10. Savoir dire non : ce n’est pas si simple qu’il y paraît. Nous avons tendance à oublier que « non » est bel et bien une sentence. Le fait de ne pas savoir le dire sur le moment a un prix : il sera encore plus difficile de le faire plus tard. Les gens supportent plus facilement un refus bien net qu’un non hésitant. Il vaut mieux régler question vite fait, bien fait. Vous vous épargnerez ainsi beaucoup d’ennuis durables.

11. C’est une longue partie : parce que notre culture récompense la vitesse, nous voyons l’impatience comme une vertu. Mieux vaut être lent et réfléchi que de se hâter dans le seul but de passer pour un décideur. Ce n’est pas la rapidité d’une décision qui compte, mais le but recherché. Si vous voyez plus loin, si vous agissez sur le long terme, ce que vous gagnerez aura davantage de valeur.

12. L’amour fait la différence : en abordant cette question, si personnelle et sans doute aussi en raison de la vie de Mandela (27 ans en prison), l’auteur pudiquement n’a pas tenté d’en sortir un principe général ou d’établir un parallèle avec nos vies. Il raconte simplement le parcours du leader sud-africain en ce domaine.

13. Partir, c’est aussi diriger : parfois le travail peut consister à « fixer le cap et non à piloter le navire ». Si vous agissez en bon leader, vos pas laisseront leur empreinte dans le sable, et les autres les suivront. Il est bon de lâcher prise et de ne pas se bagarrer sur tout, il est des circonstances où il vaut mieux sauvegarder son capital.

14. Les deux, toujours : l’incohérence n’est pas systématiquement un défaut. Il n’existe pas de réponse simple aux questions les plus difficiles. Il faut donc s’intéresser à toutes leurs dimensions, même s’il n’est pas toujours possible d’y parvenir. Cette façon de réfléchir est exigeante, il faut fournir un effort de volonté, il faut de l’empathie, de l’imagination. Mais la récompense peut être à juste titre qualifiée de sagesse.

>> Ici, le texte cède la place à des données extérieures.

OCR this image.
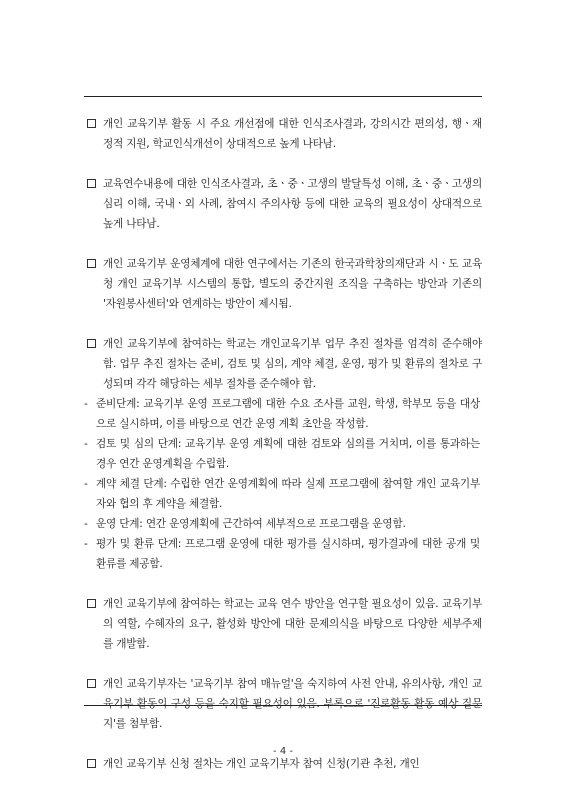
개인 교육기부 활동 시 주요 개선점에 대한 인식조사결과, 강의시간 편의성, 행ㆍ재정적 지원, 학교인식개선이 상대적으로 높게 나타남.

교육연수내용에 대한 인식조사결과, 초ㆍ중ㆍ고생의 발달특성 이해, 초ㆍ중ㆍ고생의 심리 이해, 국내ㆍ외 사례, 참여시 주의사항 등에 대한 교육의 필요성이 상대적으로 높게 나타남.

개인 교육기부 운영체계에 대한 연구에서는 기존의 한국과학창의재단과 시ㆍ도 교육청 개인 교육기부 시스템의 통합, 별도의 중간지원 조직을 구축하는 방안과 기존의 '자원봉사센터'와 연계하는 방안이 제시됨.

개인 교육기부에 참여하는 학교는 개인교육기부 업무 추진 절차를 엄격히 준수해야 함. 업무 추진 절차는 준비, 검토 및 심의, 계약 체결, 운영, 평가 및 환류의 절차로 구성되며 각각 해당하는 세부 절차를 준수해야 함.

- 준비단계: 교육기부 운영 프로그램에 대한 수요 조사를 교원, 학생, 학부모 등을 대상으로 실시하며, 이를 바탕으로 연간 운영 계획 초안을 작성함.

- 검토 및 심의 단계: 교육기부 운영 계획에 대한 검토와 심의를 거치며, 이를 통과하는 경우 연간 운영계획을 수립함.

- 계약 체결 단계: 수립한 연간 운영계획에 따라 실제 프로그램에 참여할 개인 교육기부자와 협의 후 계약을 체결함.

- 운영 단계: 연간 운영계획에 근간하여 세부적으로 프로그램을 운영함.

- 평가 및 환류 단계: 프로그램 운영에 대한 평가를 실시하며, 평가결과에 대한 공개 및 환류를 제공함.

개인 교육기부에 참여하는 학교는 교육 연수 방안을 연구할 필요성이 있음. 교육기부의 역할, 수혜자의 요구, 활성화 방안에 대한 문제의식을 바탕으로 다양한 세부주제를 개발함.

개인 교육기부자는 '교육기부 참여 매뉴얼'을 숙지하여 사전 안내, 유의사항, 개인 교육기부 활동의 구성 등을 숙지할 필요성이 있음. 부록으로 '진로활동 활동 예상 질문지'를 첨부함.

개인 교육기부 신청 절차는 개인 교육기부자 참여 신청(기관 추천, 개인

- 4 -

15. Avoir un jardin à soi :  un endroit où se perdre pour mieux se trouver. Nous devrions tous cultiver notre jardin, nous avons tous besoin de quelque chose qui nous permette de nous échapper, qui nous apporte du plaisir et des satisfactions ; d’un endroit à l’écart du monde. Car il n’existe rien de plus relaxant que de se concentrer sur une besogne agréable qui fasse travailler l’esprit sans trop exiger de lui.